Les deux grands gagnants des Golden Globes se font maintenant face dans la course pour la récompense suprême.
En plus d’être une des rares cérémonies de remise de prix où les convives sirotent du champagne en direct live, les Golden Globes ont pour particularité de couronner non pas une, mais deux œuvres dans la catégorie meilleur film – les nominés étant répartis entre les catégories «meilleur drame» et «meilleure comédie ou comédie musicale». Ce qui a pour conséquence de mettre deux films dans la lumière et de faire grimper la côte de chacun auprès des bookmakers cherchant à déterminer qui finira par remporter l’Oscar. Les Globes ne sont certes pas un indicateur infaillible (l’an dernier, les lauréats The Revenant et Seul sur Mars avaient finalement perdus aux Oscars face à Spotlight ; idem l’année précédente, quand Birdman avait été préféré à Boyhood et The Grand Budapest Hotel), mais ils permettent néanmoins de dessiner des tendances. Et depuis hier soir, la tendance se résume en trois mots : La La Land. La comédie romantique et musicale de Damien Chazelle a triomphé en remportant sept prix sur sept nominations, faisant tomber le record précédemment détenu par Midnight Express et Vol au-dessus d’un nid de coucous (six Golden Globes chacun). Favori de la saison des prix depuis sa présentation au Festival de Toronto en septembre dernier, où il avait remporté le Prix du public (comme les oscarisés Slumdog Millionaire, Le Discours d’un roi et 12 Years a slave avant lui), le film avec Emma Stone et Ryan Gosling fait donc la course en tête.
Golden Globes so black
Son seul rival sérieux, à ce stade, est donc Moonlight, vainqueur hier du prix du « meilleur drame », une catégorie supposée plus prestigieuse dont les lauréats, jusqu’à une époque pas si lointaine (les années 90) finissaient quasi systématiquement par remporter l’Oscar (La Liste de Schindler, Le Patient Anglais, Titanic, American Beauty…). Cette chronique de la vie d’un jeune Noir grandissant dans la misère et vivant mal son homosexualité, a fait chavirer la critique américaine (il était dans quasiment tous les tops 10 de la presse US en décembre dernier) et a révélé en Barry Jenkins un cinéaste à suivre, sorte de néo-Gus Van Sant captant avec sensibilité le passage du temps et la lumière caressante des crépuscules de Floride. Son film semble être une alternative d’autant plus crédible à La La Land que le buzz médiatique dont il a bénéficié, survient après des Oscars 2016 marquée par la polémique « Oscars so white » (beaucoup de très bons films réalisés ou interprétés par des artistes noirs, comme Creed – l’héritage de Rocky Balboa ou N.W.A. – Straight Outta Compton avait été «oubliés» par l’Académie au moment des nominations). Moonlight est une odyssée intime donnant à voir et à ressentir l’expérience noire américaine de façon inédite. De quoi permettre à l’Académie de faire amende honorable après ses errements de l’an passé ? Hier soir, la cérémonie des Golden Globes a également été marquée par le triomphe de nombreuses œuvres «noires» (ou concernées par la question noire), de Moonlight, donc, aux séries Atlanta (meilleure comédie télé), The People vs O.J. Simpson (meilleure mini-série) et Black-ish (meilleure actrice comique pour Tracee Ellis Ross).

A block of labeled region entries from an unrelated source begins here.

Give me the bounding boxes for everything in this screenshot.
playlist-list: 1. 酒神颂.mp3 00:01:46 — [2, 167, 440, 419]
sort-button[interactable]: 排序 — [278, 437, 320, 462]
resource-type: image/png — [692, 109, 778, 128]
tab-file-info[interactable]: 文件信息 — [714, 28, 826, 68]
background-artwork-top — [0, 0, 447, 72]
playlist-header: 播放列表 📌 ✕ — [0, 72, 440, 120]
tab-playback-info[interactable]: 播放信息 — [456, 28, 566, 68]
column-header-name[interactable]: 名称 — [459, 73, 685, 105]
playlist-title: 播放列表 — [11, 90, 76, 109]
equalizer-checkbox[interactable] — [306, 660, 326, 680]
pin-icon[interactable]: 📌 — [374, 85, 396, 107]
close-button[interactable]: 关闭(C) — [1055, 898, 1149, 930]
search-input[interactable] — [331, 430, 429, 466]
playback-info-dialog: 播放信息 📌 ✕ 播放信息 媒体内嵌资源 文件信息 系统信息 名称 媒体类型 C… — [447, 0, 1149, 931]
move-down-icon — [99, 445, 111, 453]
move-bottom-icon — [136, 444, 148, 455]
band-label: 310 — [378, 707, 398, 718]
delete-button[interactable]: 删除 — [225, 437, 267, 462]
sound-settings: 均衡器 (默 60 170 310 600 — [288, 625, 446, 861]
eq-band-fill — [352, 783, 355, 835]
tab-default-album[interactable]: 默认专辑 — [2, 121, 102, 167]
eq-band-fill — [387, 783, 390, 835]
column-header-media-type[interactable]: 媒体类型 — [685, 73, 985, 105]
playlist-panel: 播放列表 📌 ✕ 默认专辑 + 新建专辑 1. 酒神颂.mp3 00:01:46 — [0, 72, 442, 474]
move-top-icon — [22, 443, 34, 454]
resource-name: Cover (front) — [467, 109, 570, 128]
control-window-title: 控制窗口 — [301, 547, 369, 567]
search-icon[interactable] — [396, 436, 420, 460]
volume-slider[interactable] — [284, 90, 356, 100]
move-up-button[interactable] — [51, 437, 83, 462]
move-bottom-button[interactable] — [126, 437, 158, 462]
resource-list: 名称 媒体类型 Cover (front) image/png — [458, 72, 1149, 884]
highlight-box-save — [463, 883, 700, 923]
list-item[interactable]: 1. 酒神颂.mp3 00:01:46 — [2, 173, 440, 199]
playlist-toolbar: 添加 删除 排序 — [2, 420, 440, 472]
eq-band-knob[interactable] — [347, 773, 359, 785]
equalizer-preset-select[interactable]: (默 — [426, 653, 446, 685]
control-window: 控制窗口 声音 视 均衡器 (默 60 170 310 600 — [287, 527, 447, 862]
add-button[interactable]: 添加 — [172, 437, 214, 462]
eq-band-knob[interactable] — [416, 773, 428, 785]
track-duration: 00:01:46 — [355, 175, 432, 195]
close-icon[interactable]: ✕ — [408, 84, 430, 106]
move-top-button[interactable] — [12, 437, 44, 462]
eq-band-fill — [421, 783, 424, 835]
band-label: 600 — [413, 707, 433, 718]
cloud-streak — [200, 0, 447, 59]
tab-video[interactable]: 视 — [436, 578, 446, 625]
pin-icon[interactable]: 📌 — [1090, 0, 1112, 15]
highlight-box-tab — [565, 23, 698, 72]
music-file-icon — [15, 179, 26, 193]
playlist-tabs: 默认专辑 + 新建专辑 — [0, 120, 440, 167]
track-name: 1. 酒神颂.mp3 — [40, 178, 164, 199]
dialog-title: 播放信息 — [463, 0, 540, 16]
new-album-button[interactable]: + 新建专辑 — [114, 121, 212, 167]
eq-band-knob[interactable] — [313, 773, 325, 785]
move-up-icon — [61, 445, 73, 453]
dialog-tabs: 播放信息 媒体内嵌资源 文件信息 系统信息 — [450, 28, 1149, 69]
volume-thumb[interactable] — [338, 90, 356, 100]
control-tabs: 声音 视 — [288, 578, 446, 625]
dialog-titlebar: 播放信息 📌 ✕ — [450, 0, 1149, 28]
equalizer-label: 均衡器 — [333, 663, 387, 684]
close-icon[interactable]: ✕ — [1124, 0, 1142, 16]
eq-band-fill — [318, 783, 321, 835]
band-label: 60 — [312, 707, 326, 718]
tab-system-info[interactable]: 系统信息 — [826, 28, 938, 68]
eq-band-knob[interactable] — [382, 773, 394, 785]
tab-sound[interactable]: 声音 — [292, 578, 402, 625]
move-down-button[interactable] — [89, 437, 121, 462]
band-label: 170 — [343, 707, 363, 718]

En ce temps de levée de boucliers anti-Trump (les discours de Meryl Streep et Isabelle Huppert ont prouvé que le Hollywood libéral n’avait pas dit son dernier mot), les Oscars vont-t-ils préférer l’option politique et «sociétale» (on ne peut bien sûr pas réduire Moonlight à des questions de représentation, mais c’est en partie ainsi que son succès aux Oscars serait reçu) ou bien l’option «classics» (La La Land, film hollywoodien sur Hollywood, réactivant le genre moribond de la comédie musicale et la nostalgie de l’âge d’or) ? Voilà de quoi faire durer le suspense jusqu’au 26 février. Même si La La Land part quand même avec un sérieux atout dans sa manche : c’est un véritable chef-d’œuvre.